Lehigh Street is a continuation of State Avenue near South Mall in the northern sections of Emmaus. Upon crossing the Allentown-Emmaus boundary, it widens to a four-lane road with a center left-turn lane. From there, Lehigh Street runs northward traversing one of the busiest commercial districts in the city.

North of 29th Street SW, Lehigh Street interchanges the Interstate 78/Pennsylvania Route 309 overlap, continuing through an underpass east of Allentown Queen City Municipal Airport. The street runs away of the airport in its northward progression. At Lehigh Street's intersection with Jefferson Street, Lehigh Street narrows to two-lanes and turns slightly in a northeast course. North of 12th Street in Allentown, the street does not have the center left-turn lane.

A couple of blocks from South 12th Street, Lehigh Street intersects several Allentown-area roads and passes south of the abandoned Bicentennial Park. At Wyoming Street, Lehigh turns east and widens to three-lanes (two southbound and one northbound) and continues west past South 8th Street and Allentown's Albertus L. Meyers Bridge. It then heads eastbound as Saint John Street up to South 6th Street, also known as PA Route 145.

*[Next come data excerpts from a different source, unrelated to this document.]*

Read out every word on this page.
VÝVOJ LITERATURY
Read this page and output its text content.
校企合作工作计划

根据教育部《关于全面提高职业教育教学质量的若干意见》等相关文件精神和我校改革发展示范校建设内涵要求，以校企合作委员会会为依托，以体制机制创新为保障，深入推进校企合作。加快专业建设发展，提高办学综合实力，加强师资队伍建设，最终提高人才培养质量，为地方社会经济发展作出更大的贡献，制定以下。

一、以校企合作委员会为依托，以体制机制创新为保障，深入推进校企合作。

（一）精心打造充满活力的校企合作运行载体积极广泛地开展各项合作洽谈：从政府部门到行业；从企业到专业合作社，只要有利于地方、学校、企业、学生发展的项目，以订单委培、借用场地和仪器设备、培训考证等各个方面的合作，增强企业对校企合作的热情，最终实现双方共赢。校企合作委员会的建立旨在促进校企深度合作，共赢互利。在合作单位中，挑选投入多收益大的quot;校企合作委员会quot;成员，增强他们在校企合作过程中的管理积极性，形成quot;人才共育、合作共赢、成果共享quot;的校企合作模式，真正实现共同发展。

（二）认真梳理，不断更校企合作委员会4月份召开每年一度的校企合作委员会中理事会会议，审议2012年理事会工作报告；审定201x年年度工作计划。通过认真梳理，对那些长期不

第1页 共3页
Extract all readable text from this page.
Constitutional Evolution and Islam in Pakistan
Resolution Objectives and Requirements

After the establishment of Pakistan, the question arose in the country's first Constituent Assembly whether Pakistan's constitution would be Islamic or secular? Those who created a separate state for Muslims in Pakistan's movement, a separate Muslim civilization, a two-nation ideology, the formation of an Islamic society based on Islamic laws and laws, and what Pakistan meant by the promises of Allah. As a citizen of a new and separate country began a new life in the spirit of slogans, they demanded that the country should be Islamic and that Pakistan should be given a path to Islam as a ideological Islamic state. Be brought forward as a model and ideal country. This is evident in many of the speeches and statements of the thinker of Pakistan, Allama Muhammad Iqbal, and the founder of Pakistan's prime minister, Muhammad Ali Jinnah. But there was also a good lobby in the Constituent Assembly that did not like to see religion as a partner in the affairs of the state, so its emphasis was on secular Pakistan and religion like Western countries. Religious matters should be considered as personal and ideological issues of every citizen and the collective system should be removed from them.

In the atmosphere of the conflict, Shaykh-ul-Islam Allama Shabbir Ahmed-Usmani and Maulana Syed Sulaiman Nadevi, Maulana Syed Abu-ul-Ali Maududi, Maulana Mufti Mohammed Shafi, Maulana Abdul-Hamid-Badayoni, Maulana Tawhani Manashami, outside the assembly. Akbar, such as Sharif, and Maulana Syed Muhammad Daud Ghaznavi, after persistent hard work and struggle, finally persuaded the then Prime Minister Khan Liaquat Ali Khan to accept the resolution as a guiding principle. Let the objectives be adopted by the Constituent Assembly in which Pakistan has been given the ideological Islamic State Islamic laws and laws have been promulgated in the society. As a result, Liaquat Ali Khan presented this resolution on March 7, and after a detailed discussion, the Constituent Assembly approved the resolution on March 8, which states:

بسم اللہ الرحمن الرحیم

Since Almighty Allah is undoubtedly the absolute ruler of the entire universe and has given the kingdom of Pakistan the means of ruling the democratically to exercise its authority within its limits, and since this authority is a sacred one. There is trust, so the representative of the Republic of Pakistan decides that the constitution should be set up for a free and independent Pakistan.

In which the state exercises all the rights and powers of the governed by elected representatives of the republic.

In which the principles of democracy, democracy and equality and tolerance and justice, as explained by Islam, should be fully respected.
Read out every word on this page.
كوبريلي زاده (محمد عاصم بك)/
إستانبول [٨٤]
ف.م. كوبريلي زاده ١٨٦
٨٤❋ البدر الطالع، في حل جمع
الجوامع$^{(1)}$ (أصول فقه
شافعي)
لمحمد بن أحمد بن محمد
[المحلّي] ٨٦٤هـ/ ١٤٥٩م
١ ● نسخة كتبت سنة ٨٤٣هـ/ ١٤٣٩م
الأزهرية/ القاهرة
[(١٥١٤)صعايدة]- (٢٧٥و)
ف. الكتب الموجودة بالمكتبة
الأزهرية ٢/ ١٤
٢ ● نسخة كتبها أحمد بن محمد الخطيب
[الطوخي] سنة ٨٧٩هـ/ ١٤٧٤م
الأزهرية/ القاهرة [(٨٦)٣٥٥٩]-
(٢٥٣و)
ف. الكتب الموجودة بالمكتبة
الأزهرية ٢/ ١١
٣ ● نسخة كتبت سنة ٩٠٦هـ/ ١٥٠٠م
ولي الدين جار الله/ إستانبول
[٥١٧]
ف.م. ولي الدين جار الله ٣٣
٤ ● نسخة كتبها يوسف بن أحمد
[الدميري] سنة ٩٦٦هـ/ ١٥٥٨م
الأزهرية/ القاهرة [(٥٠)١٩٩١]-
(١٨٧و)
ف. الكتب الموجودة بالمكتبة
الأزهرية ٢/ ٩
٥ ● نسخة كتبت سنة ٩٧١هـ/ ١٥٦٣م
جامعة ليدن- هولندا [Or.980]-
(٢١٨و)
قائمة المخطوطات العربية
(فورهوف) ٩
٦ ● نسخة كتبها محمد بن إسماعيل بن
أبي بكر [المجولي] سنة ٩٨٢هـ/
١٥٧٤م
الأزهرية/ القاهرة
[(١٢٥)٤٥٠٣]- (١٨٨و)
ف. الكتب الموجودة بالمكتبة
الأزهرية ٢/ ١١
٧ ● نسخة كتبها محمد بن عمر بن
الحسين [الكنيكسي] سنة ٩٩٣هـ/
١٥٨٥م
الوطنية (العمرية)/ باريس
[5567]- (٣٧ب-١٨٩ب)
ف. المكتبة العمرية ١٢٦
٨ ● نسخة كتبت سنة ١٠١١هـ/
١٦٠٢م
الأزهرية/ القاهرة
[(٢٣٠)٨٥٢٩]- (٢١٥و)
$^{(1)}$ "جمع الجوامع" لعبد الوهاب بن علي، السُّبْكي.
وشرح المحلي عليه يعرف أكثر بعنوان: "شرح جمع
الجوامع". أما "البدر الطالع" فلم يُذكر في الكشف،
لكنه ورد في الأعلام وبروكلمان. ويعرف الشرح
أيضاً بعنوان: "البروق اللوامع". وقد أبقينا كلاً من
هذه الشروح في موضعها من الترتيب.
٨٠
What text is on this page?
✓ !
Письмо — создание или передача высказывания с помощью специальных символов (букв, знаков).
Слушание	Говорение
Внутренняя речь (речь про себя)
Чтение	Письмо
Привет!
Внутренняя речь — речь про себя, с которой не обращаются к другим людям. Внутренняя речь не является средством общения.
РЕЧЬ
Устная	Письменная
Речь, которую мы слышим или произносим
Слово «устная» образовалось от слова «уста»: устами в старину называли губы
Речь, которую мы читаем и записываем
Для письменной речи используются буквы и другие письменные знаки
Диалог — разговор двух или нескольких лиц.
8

Lehigh Street westbound splits at the intersection with PA 145 (South 6th Street/Auburn Street) four blocks from downtown Allentown. The one-way roadway merges with Saint John Street, which then becomes Lehigh Street eastbound. North of this, PA 145 follows two-way Lehigh Street north, intersecting with Martin Luther King, Jr. Drive. Lehigh Street ends at the intersection with Union Street in downtown Allentown, where PA 145 splits into a one-way pair along that street.